The Rules: Take a tablespoon of powdered cinnamon and swallow it without any water.
The Gist: This is hard to do, as cinnamon is dried-out malice. Even the Mythbusters agree.
Observations: I learned that I have a lot of cinnamon in my cupboard first and foremost. I think people buy it for me assuming I am incapable of living like a real human and cinnamon would help me achieve normality. I can't recall ever using it.
I've watched videos of the cinnamon challenge enough to know what was going to happen to me. Did you know what was going to happen to me? There's coughing and gagging, sometimes even vomiting. None of these really appealed to me, but there are literally hundreds if not thousands of videos online of people doing it. What's the payoff?
Pain. Pain is the payoff.
There is no payoff to doing the cinnamon challenge.

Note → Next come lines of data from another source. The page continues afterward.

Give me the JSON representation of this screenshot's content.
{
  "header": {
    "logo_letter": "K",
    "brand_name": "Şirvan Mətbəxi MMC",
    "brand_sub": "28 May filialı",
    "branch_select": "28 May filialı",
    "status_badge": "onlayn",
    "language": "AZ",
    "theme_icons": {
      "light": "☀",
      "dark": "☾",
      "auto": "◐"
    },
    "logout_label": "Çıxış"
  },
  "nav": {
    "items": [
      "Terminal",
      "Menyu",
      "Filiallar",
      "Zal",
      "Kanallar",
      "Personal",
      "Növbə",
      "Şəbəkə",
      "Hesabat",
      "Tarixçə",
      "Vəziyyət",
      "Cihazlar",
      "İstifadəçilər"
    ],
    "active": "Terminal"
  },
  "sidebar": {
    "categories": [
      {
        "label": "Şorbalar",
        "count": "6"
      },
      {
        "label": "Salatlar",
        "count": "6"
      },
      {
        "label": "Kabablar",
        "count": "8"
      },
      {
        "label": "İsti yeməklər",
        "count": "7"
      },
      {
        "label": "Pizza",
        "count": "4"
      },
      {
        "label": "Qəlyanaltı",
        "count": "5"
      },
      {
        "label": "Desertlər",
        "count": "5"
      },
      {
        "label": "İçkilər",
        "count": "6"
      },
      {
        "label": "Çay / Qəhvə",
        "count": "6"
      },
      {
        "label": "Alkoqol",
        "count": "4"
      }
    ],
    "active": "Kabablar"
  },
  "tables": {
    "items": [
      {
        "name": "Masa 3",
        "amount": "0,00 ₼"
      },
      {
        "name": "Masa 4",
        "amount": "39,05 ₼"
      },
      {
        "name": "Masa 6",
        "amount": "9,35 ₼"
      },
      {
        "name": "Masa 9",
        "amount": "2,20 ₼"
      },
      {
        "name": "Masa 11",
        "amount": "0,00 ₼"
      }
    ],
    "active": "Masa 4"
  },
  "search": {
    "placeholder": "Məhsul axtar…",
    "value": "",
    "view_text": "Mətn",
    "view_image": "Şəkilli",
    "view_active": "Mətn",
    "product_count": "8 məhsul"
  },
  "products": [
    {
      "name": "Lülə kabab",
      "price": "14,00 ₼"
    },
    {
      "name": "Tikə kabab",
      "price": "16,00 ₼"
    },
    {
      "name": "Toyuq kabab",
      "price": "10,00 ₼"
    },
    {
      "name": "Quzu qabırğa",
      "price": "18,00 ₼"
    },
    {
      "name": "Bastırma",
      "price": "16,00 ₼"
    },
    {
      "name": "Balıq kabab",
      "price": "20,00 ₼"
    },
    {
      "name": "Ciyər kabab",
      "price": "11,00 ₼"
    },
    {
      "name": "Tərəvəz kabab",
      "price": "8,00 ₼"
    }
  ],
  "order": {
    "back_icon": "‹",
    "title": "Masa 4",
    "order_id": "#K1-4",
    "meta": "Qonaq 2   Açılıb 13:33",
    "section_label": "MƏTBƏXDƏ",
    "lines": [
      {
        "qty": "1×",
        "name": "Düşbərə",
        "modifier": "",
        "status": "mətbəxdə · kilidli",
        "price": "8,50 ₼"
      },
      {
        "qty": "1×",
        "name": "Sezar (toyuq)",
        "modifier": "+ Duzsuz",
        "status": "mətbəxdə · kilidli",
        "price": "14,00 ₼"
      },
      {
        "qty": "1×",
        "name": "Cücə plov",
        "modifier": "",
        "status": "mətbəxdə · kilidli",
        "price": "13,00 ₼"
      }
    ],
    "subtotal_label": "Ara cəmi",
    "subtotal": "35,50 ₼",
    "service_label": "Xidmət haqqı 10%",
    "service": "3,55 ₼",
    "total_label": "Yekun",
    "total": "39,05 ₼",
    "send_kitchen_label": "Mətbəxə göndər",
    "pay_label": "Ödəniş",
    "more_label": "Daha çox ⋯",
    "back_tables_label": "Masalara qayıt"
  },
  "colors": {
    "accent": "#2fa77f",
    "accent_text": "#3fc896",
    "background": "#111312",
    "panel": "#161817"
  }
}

The moment you attempt to swallow a spoonful of cinnamon, you can literally feel a searing tightness work its way down your throat, as though your body is saying "What are you, f**king stupid?" and trying to clench itself off before you do more damage. The worst part is that, if you're extra special stupid like me, the moment the cinnamon leaves your tongue and fills your mouth with a billion desiccated granules of desert-like awful, you panic and suck in quickly, trying to free yourself, which means you both swallow and inhale the cinnamon for a one-two punch of dumbassery that makes the s**ce invade two sections of your body where it doesn't belong.